Woran denkst du auf den langen Fahrten über Stock und Stein?
Ich denke so ziemlich an alles. Es ist manchmal schon sehr erholend, wenn man ein etwas weniger intensives Training hat. Dann fahre ich irgendwo durch und denke an alles, was mich zurzeit gerade beschäftigt. Nach solch einer Fahrt geht es mir meistens besser als vorher.

Auf welchen Erfolg bist du besonders stolz?
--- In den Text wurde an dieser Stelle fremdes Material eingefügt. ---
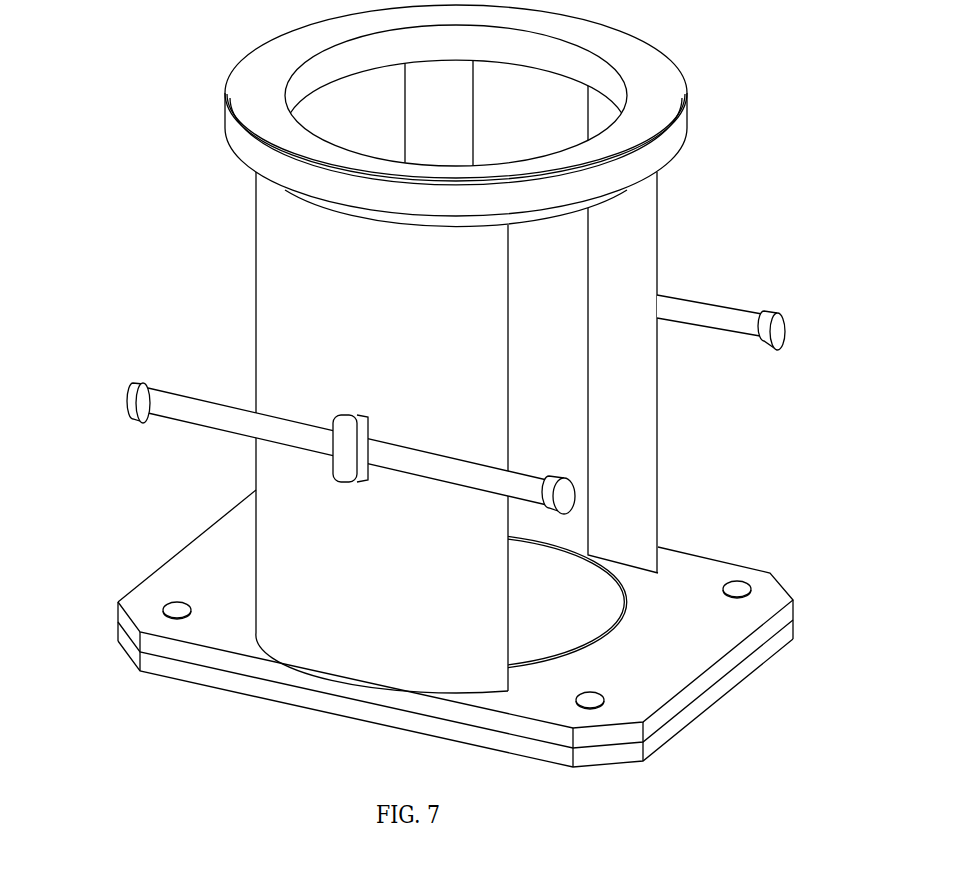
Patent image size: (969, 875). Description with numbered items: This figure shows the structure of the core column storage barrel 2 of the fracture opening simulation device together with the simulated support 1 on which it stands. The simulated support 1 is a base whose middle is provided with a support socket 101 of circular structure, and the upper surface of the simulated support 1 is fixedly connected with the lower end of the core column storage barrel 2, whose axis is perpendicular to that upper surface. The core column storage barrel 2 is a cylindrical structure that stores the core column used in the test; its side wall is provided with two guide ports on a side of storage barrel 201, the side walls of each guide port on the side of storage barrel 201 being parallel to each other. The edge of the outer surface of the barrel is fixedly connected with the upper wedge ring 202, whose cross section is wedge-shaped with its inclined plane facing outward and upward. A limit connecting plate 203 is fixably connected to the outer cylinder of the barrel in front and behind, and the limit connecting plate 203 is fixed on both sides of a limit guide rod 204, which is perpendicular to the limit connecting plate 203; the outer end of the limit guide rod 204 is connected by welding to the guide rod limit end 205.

The simulated support 1 is at (222, 583).
The support socket 101 is at (576, 652).
The core column storage barrel 2 is at (367, 555).
The guide port on a side of storage barrel 201 is at (627, 510).
The upper wedge ring 202 is at (678, 152).
The limit connecting plate 203 is at (350, 415).
The limit guide rod 204 is at (213, 417).
The guide rod limit end 205 is at (130, 397).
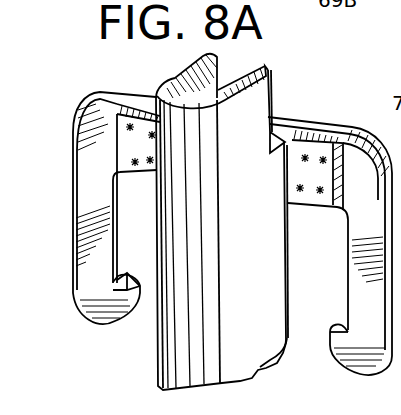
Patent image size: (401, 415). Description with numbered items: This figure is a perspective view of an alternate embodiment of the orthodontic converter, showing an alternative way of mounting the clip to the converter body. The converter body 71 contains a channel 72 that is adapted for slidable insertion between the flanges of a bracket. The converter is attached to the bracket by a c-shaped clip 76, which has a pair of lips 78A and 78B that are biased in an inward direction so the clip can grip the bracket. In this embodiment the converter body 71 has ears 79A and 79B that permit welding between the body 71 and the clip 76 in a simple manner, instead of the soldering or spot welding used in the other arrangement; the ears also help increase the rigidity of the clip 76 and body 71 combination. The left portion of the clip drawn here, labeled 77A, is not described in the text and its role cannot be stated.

The converter body 71 is at (253, 302).
The channel 72 is at (174, 84).
The c-shaped clip 76 is at (363, 297).
The left spring arm 77A is at (115, 192).
The lip 78A is at (113, 294).
The lip 78B is at (340, 330).
The ear 79A is at (125, 118).
The ear 79B is at (337, 102).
Mein erster wirklich grosser Erfolg war, als ich ganz unerwartet im Jahr 2019 Europameisterin wurde. Dann der zweite, welcher vielleicht auch noch erwähnenswert ist, als ich vor zwei Jahren Vizeweltmeisterin wurde. Das Aussergewöhnliche daran war, dass meine Schweizer Teamkollegin gewonnen hatte und wir so einen Schweizer Doppelsieg feiern durften.
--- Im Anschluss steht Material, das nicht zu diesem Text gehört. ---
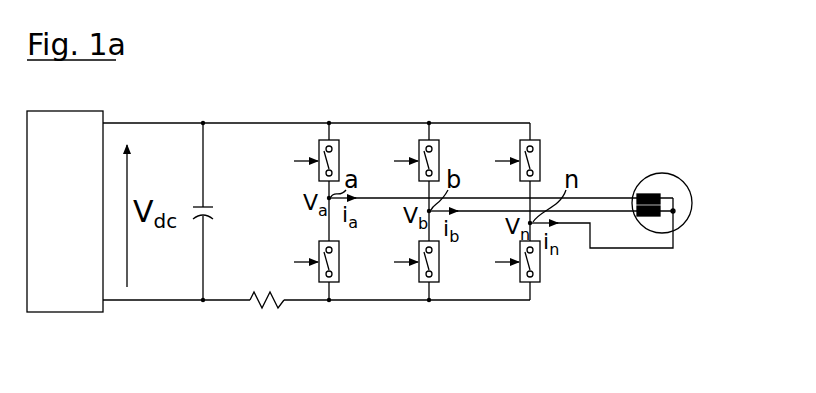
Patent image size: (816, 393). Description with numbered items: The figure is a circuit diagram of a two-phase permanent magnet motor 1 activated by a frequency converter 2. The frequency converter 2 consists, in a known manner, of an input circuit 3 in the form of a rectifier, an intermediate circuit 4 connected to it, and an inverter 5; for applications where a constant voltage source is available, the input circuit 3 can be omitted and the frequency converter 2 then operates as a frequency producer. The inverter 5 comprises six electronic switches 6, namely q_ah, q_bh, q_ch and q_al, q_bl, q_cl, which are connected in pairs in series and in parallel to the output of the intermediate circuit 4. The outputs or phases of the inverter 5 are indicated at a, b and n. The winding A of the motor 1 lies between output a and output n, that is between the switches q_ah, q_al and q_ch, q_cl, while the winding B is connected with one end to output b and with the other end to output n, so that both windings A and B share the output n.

The two-phase permanent magnet motor 1 is at (704, 200).
The frequency converter 2 is at (336, 112).
The input circuit 3 is at (72, 174).
The intermediate circuit 4 is at (236, 262).
The inverter 5 is at (442, 112).
The electronic switch 6 is at (340, 138).
The winding A is at (655, 194).
The winding B is at (664, 216).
Im Sport geht es um Erfolg und Misserfolg. Wie gehst du mit Niederlagen um?
Im ersten Moment ist es manchmal schon ein bisschen enttäuschend, vor allem wenn man sich mehr erhofft hat. Aber ich versuche mich dann immer wieder daran zu erinnern, dass es eigentlich ja nur Velofahren ist und dass es auch noch andere wichtige Dinge im Leben gibt. So finde ich auch immer wieder die Motivation, mich zu verbessern.

Welche Ziele strebts du im Mountainbikesport an?
Für nächstes Jahr habe ich mir ein grosses Ziel gesetzt: Wir haben die Heimweltmeisterschaft im Wallis, und ich hoffe zu gewinnen.
Wenn ich noch weiter in die Zukunft schaue, ist mein Ziel, einen Doppelvertrag abschliessen zu können; ich würde dann sowohl auf der Strasse als auch auf dem Bike unterstützt. Irgendwann die Tour de France zu bestreiten und an der Olympiade teilzunehmen, steht natürlich auch noch auf meinem Wunschzettel.